For my money the downhill in Alpine skiing remains the most thrilling and scariest event of the Olympics. Racers plummet down an icy course faster than drivers on I-95. They fly off jumps and lean into nasty turns. A slight error can send them crashing into protective netting beside the course. The difference between finishing on the medal stand, or podium, and watching from fourth place, can be a ski length, or one-thousandth of a second. That’s 0.001.
NBC has done a good job capturing the scene at the top as racers sway slightly while visualizing the track and smile confidently before plunging through the starting wand. They are right there as racers come over the top of jumps, skis flexing as they land. And they are on the spot in the finish area.
Bode Miller, a former Olympic gold medalist and world champion, and one of the greatest all-around skiers in the sport’s history, has not matched the visuals with his commentary. He knows the downhill -- its dangers, challenges and thrills – so well that his discussion of them is routine, matter of fact. A little emotion or excitement in his voice would elevate his delivery.
Speaking of delivery, how about Lindsey Vonn, one of the greatest female ski racers of all time, and Kikkan Randall and Jessie Diggins, American unknowns who made cross-counry skiing history Wednesday?
Vonn delivered a strong run in her final Olympic downhill on Wednesday but failed to catch her friend Sofia Goggia of Italy. You could tell Vonn was disappointed and why not? She races to win, not to finish second or third. You could also sense the excitement level in the NBC booth drop when the Norwegian Ragnhild Mowinckel started and finished strong and slipped ahead of Vonn for the silver medal.
To her credit, Vonn later told NBC that she had done her best, was proud of her performance, but Goggia was better. Good for her. At 33 Vonn is the oldest woman to win a medal in Alpine skiing.

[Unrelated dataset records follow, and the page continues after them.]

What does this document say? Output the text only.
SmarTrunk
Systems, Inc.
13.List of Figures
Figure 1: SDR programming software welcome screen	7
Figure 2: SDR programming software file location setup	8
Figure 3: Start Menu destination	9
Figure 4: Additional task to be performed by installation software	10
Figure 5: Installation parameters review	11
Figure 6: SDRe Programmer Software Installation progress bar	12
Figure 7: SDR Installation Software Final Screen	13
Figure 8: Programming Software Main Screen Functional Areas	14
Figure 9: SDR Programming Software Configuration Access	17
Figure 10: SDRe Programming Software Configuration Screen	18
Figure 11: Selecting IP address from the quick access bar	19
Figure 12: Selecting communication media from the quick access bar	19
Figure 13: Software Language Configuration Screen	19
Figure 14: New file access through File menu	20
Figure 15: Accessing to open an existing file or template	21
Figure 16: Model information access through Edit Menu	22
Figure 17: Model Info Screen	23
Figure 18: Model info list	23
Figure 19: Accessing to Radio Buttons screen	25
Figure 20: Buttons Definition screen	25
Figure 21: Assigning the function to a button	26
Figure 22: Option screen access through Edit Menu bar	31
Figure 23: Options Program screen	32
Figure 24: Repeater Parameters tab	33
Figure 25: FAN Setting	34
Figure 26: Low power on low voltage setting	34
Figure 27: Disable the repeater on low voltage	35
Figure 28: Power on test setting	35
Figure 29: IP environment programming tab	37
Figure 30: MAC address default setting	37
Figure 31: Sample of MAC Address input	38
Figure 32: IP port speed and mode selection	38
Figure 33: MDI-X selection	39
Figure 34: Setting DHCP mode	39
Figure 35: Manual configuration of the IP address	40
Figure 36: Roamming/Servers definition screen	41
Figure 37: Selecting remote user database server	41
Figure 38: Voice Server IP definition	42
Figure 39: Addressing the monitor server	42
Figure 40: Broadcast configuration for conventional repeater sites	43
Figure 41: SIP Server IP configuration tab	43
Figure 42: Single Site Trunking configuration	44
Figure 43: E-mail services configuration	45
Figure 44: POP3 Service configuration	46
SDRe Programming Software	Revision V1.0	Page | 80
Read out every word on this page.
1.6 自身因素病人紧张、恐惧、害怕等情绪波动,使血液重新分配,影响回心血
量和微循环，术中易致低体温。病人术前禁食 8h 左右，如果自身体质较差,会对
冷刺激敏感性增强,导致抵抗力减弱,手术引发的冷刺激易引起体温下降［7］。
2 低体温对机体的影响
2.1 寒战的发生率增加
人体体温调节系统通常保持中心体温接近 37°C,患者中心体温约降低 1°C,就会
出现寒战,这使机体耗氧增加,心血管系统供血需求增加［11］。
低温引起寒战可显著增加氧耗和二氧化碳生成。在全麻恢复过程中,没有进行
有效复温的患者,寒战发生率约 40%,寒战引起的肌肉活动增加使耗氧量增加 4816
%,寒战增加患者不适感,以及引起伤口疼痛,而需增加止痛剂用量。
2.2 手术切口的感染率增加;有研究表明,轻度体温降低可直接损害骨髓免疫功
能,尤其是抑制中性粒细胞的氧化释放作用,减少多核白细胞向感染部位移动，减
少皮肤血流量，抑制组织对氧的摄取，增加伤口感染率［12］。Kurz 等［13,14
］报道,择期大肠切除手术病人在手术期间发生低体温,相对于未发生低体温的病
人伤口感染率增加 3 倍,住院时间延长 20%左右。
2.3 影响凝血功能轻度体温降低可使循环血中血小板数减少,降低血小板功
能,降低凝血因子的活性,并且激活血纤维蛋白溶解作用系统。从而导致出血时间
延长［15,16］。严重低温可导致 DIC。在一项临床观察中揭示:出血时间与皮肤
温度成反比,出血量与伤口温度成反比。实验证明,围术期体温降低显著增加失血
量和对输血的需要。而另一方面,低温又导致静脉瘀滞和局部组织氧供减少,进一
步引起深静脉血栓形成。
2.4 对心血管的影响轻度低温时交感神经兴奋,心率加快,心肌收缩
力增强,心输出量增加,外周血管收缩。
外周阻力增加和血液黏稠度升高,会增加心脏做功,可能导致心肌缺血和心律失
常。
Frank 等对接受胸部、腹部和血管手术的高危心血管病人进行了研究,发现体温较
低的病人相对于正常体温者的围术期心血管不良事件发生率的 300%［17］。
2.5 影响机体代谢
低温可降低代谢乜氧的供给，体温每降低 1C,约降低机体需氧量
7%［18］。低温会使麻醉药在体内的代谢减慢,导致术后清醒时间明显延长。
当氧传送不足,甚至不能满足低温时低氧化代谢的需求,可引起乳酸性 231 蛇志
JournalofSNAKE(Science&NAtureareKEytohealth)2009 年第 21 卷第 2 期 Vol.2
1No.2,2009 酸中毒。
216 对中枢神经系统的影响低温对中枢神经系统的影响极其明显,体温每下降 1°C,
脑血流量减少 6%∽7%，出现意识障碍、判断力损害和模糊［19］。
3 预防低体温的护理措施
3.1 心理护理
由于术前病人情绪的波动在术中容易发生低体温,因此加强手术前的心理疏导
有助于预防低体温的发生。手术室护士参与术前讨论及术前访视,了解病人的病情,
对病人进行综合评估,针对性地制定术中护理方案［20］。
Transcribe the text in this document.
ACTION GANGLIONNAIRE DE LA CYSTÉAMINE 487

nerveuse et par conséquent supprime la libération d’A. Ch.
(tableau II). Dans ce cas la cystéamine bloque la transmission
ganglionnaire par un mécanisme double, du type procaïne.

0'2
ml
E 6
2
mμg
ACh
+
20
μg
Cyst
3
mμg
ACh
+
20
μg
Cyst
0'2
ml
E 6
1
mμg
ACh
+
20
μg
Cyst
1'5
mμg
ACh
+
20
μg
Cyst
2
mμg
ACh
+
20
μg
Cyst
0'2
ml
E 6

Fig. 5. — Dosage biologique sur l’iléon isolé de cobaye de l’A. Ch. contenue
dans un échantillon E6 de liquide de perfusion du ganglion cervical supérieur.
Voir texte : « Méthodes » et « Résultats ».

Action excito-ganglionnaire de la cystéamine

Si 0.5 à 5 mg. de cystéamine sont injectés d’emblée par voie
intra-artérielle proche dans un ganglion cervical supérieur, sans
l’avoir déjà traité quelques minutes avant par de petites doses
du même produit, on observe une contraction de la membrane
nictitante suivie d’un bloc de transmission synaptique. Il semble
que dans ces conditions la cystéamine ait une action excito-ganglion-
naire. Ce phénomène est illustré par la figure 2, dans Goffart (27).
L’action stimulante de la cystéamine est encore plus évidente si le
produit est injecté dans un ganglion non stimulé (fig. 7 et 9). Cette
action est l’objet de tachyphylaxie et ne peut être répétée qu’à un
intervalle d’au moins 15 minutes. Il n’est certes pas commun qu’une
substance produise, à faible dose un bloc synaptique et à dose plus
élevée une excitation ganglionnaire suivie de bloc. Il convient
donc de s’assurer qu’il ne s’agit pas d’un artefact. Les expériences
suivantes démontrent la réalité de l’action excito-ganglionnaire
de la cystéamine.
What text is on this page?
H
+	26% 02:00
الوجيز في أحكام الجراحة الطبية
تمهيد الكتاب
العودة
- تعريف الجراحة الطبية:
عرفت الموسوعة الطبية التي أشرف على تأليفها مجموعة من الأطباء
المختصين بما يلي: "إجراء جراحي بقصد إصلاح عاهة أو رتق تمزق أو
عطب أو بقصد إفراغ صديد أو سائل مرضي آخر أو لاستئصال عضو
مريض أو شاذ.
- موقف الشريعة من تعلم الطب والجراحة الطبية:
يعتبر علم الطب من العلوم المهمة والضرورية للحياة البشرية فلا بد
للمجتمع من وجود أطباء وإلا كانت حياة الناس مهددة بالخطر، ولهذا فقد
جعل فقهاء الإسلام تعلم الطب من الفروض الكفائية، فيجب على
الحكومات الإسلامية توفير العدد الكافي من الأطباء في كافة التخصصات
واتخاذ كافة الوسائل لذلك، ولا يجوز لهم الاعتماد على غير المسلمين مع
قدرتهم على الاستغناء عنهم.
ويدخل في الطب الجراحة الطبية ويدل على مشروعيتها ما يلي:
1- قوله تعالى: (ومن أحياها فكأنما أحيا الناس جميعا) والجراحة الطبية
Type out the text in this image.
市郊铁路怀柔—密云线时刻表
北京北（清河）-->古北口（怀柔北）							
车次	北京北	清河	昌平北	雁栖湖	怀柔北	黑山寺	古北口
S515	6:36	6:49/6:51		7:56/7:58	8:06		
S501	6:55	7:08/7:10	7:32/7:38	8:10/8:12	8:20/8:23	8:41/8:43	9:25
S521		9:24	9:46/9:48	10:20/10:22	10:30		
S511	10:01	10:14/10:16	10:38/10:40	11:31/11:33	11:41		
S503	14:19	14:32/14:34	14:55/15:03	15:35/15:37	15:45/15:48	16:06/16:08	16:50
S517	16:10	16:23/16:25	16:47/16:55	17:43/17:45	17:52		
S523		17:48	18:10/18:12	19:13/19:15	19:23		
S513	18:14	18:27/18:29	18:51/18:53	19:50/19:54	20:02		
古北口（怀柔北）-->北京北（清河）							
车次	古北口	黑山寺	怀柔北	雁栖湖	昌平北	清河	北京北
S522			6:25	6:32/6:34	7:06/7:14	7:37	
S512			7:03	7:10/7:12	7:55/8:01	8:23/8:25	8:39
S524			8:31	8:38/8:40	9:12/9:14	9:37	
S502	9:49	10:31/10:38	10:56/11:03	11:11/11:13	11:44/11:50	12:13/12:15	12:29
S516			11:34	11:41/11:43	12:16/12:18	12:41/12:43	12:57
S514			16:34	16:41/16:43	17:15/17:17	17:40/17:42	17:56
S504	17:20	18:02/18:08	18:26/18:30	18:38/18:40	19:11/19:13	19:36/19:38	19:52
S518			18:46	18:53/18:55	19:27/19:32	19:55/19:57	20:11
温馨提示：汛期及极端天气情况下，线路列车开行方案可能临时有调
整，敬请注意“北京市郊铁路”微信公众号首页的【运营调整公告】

In her case, bronze only embellished her stature as an icon.
Randall, 35, a five-time Olympian , and a mom, and Diggins, 26 and a two-time member of Team USA, became instant icons when they won the women’s team sprint freestyle in as thrilling a finish as you will ever want to see. Diggins was third coming off the final hill on the 7.5km (4.6-mile) course. She Maiken Falla of Norway. Then, arms and legs pumping furiously, she went outside to her right, caught Stina Nilsson of Sweden and outstretched her at the finish, her margin of victory a mere 19-hundreths of a second.
Diggins raised her arms in triumph and collapsed to the snow. Randall rushed over, fell to her knees and embraced her teammate. Neither could believe what they had just accomplished. After years of racing far from their Minnesota and Alaska homes and far from any SportsCenter highlights, they were Olympic champions, the first Americans, male or female, to win Olympic gold in cross-country skiing, the first American women to win a medal of any kind in cross-country and the first American cross-country medalists since Bill Koch of Vermont in 1976.
Go online and watch the video. Turn up the volume for the exciting call. I guarantee it is an Olympic moment that will make you smile and perhaps even shed a tear of joy with two women who on Wednesday became Olympic heroes.